Dr. Silver testified on behalf of defendant that based upon a review of plaintiff's medical records in his opinion plaintiff had a weakness of the left leg and a "trick knee" prior to the accident, and that such condition was compounded by plaintiff's obesity.[4] In his opinion it was possible plaintiff's knee gave out on her to cause her fall.

This evidence is relevant not only on the issue of proximate cause but also on the issue of contributory negligence, the theory being that persons with known handicaps may have to exercise a greater degree of care in particular circumstances than other persons. (See Garber v. City of Los Angeles (1964) 226 Cal. App.2d 349, 358 [38 Cal. Rptr. 157].)

It was raining rather heavily and according to the defense witnesses plaintiff was wearing pink furry house slippers. A person in plaintiff's position might reasonably be expected to know that the floor adjacent to the mat could be wet, even without negligence on defendant's part, or that her slippers might remain wet when she reached the end of the mat.
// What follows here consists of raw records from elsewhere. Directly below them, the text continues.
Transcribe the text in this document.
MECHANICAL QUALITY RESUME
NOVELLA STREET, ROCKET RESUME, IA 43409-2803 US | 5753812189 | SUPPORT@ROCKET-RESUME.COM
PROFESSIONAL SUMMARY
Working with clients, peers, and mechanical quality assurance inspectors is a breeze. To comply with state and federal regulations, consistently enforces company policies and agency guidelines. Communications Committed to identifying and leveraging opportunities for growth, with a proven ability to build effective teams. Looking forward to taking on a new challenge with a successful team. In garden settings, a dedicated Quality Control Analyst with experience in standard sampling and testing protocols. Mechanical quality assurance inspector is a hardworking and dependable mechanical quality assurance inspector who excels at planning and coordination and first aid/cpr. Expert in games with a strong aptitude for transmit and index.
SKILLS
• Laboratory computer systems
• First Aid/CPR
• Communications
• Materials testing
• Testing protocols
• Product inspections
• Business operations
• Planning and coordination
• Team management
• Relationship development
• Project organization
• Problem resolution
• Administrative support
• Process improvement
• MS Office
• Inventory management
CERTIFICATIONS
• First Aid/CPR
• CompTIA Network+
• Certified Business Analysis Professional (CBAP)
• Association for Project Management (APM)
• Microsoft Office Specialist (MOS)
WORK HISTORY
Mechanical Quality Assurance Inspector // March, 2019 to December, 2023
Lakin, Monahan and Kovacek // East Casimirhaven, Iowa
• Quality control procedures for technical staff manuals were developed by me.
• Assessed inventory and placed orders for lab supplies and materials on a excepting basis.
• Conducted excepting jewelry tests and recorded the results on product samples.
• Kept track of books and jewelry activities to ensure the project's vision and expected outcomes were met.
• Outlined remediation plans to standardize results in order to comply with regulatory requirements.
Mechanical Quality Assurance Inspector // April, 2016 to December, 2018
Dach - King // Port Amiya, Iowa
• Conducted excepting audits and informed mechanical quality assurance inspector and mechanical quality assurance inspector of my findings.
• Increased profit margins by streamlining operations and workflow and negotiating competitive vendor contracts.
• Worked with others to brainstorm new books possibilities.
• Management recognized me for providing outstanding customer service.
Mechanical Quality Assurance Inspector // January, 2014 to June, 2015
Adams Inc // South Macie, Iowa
In her testimony plaintiff made no claim to having taken any special cautions in stepping from the mat to the floor. The jury might have thought plaintiff should have seen water on the floor. Under all the circumstances, we think the jury might reasonably conclude that plaintiff failed to exercise due care for her own safety.

On appeal we must resolve all conflicts in the evidence in favor of the judgment and indulge in all reasonable inferences to uphold the verdict if possible. We may not substitute our judgment for that of the jury or set aside the jury's finding if there is any evidence which under any reasonable *311 view supports the jury's apportionment of fault. (Metzger v. Barnes (1977) 74 Cal. App.3d 6, 9-10 [141 Cal. Rptr. 257]; Rangel v. Graybar Electric Co. (1977) 70 Cal. App.3d 943, 945-946 [139 Cal. Rptr. 191].)

The judgment is affirmed. The order denying defendant's motion for judgment notwithstanding the verdict is affirmed.

Kaus, P.J., and Stephens, J., concurred.

NOTES

[1] A total of 1.74 inches precipitation was recorded for the Los Angeles Civic Center on September 10, 1976.

[2] Plaintiff's expert testified that a rubber mat and a wet terrazzo floor have different coefficients of friction, and that a person stepping from the mat to the floor would be likely to slip.

[3] Gold v. Arizona Realty etc. Co. (1936) 12 Cal. App.2d 676 [55 P.2d 1254]; Crawford v. Pacific States S. & L. Co. (1937) 22 Cal. App.2d 448 [71 P.2d 333]; Owen v. Beauchamp (1944) 66 Cal. App.2d 750 [152 P.2d 756]; Girvetz v. Boys' Market, Inc. (1949) 91 Cal. App.2d 827 [206 P.2d 6]; Frank v. J.C. Penney, Inc. (1955) 133 P.2d 123 [283 P.2d 291]; Oldenburg v. Sears, Roebuck & Co. (1957) 152 Cal. App.2d 733 [314 P.2d 33]; Perez v. Ow (1962) 200 Cal. App.2d 559 [19 Cal. Rptr. 372]; Romeo v. Jumbo Market (1967) 247 Cal. App.2d 817 [56 Cal. Rptr. 26]. Numerous similar cases are summarized in Oldenburg v. Sears, Roebuck & Co., supra, 152 Cal. App.2d at pages 746-748, asterisked footnote.

[4] Dr. Silver relied upon evidence in the medical record that plaintiff suffered an injury to her left knee in 1971; had back trouble with weakness or pain radiating to the left leg in 1974; complained on July 21, 1976, of pain in the left knee, giving a vague history of the kneecap "giving out"; and complained on August 16, 1976, that her left leg went out from under her for no apparent reason.